What piece of advice would you give those looking to start a new brand today, that you wish you had when you started out?
Be disciplined, ask a lot of questions, and have a deep understanding of why you are starting your business because you will need to rely on that reason during the gnarly times.
I personally wish I had been better prepared for competition so that I wouldn't have taken it so personally. If you have a unique idea and it works, others will come running to try to make it theirs.
Several brands that I looked up to my entire life have made Arcade knock-offs, which doesn't do any good for anyone, but that's nothing new to this or any industry and it's not going to change.
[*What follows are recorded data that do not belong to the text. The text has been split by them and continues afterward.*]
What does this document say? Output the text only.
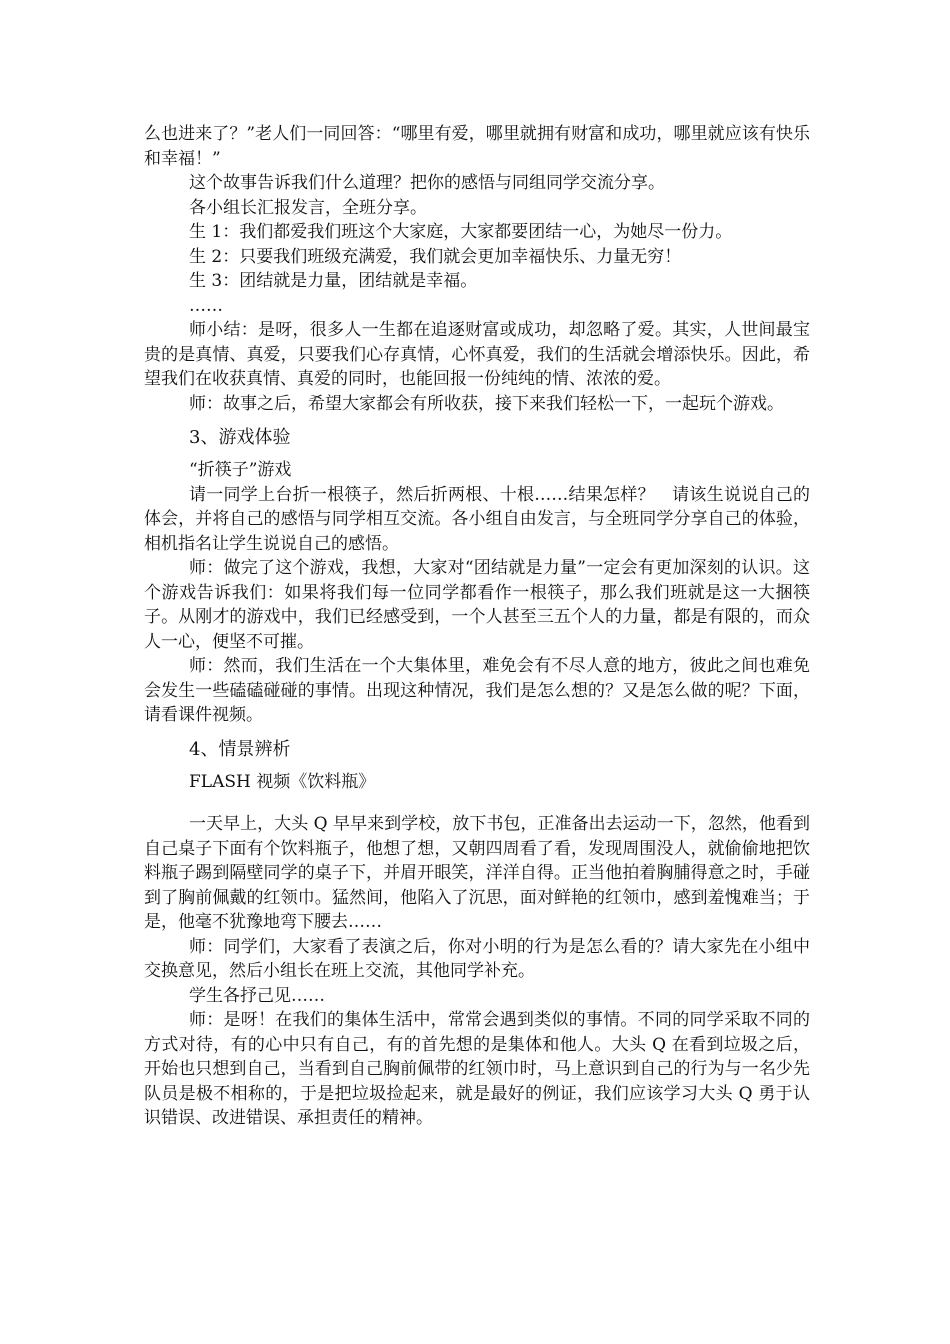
么也进来了？”老人们一同回答：“哪里有爱，哪里就拥有财富和成功，哪里就应该有快乐和幸福！”

这个故事告诉我们什么道理？把你的感悟与同组同学交流分享。

各小组长汇报发言，全班分享。

生 1：我们都爱我们班这个大家庭，大家都要团结一心，为她尽一份力。

生 2：只要我们班级充满爱，我们就会更加幸福快乐、力量无穷！

生 3：团结就是力量，团结就是幸福。

……

师小结：是呀，很多人一生都在追逐财富或成功，却忽略了爱。其实，人世间最宝贵的是真情、真爱，只要我们心存真情，心怀真爱，我们的生活就会增添快乐。因此，希望我们在收获真情、真爱的同时，也能回报一份纯纯的情、浓浓的爱。

师：故事之后，希望大家都会有所收获，接下来我们轻松一下，一起玩个游戏。

3、游戏体验

“折筷子”游戏

请一同学上台折一根筷子，然后折两根、十根……结果怎样？　请该生说说自己的体会，并将自己的感悟与同学相互交流。各小组自由发言，与全班同学分享自己的体验，相机指名让学生说说自己的感悟。

师：做完了这个游戏，我想，大家对“团结就是力量”一定会有更加深刻的认识。这个游戏告诉我们：如果将我们每一位同学都看作一根筷子，那么我们班就是这一大捆筷子。从刚才的游戏中，我们已经感受到，一个人甚至三五个人的力量，都是有限的，而众人一心，便坚不可摧。

师：然而，我们生活在一个大集体里，难免会有不尽人意的地方，彼此之间也难免会发生一些磕磕碰碰的事情。出现这种情况，我们是怎么想的？又是怎么做的呢？下面，请看课件视频。

4、情景辨析

FLASH 视频《饮料瓶》

一天早上，大头 Q 早早来到学校，放下书包，正准备出去运动一下，忽然，他看到自己桌子下面有个饮料瓶子，他想了想，又朝四周看了看，发现周围没人，就偷偷地把饮料瓶子踢到隔壁同学的桌子下，并眉开眼笑，洋洋自得。正当他拍着胸脯得意之时，手碰到了胸前佩戴的红领巾。猛然间，他陷入了沉思，面对鲜艳的红领巾，感到羞愧难当；于是，他毫不犹豫地弯下腰去……

师：同学们，大家看了表演之后，你对小明的行为是怎么看的？请大家先在小组中交换意见，然后小组长在班上交流，其他同学补充。

学生各抒己见……

师：是呀！在我们的集体生活中，常常会遇到类似的事情。不同的同学采取不同的方式对待，有的心中只有自己，有的首先想的是集体和他人。大头 Q 在看到垃圾之后，开始也只想到自己，当看到自己胸前佩带的红领巾时，马上意识到自己的行为与一名少先队员是极不相称的，于是把垃圾捡起来，就是最好的例证，我们应该学习大头 Q 勇于认识错误、改进错误、承担责任的精神。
Why would Dakine want to make an Arcade belt? Make a Dakine belt, I bet it would be sweet. I guess the answer is that if you have a true understanding of why you are starting your business, it will be your guide along the way no matter what challenges pop up.
Any final words or additions?
I owe a ton of gratitude to everyone involved in Arcade. We are only as good as the people working on the brand and luckily we have an army of solid individuals bringing us into the future.
Also, we were very fortunate to go through the SDSI program in San Diego during our early days. It was like a mini version of Shark Tank with real world business owners and it forced us to be able to answer difficult questions about our brand and our business model while also figuring out how to filter advice with our own personal convictions. The entire crew at SDSI are doing great things for this industry and I think they definitely deserve some recognition.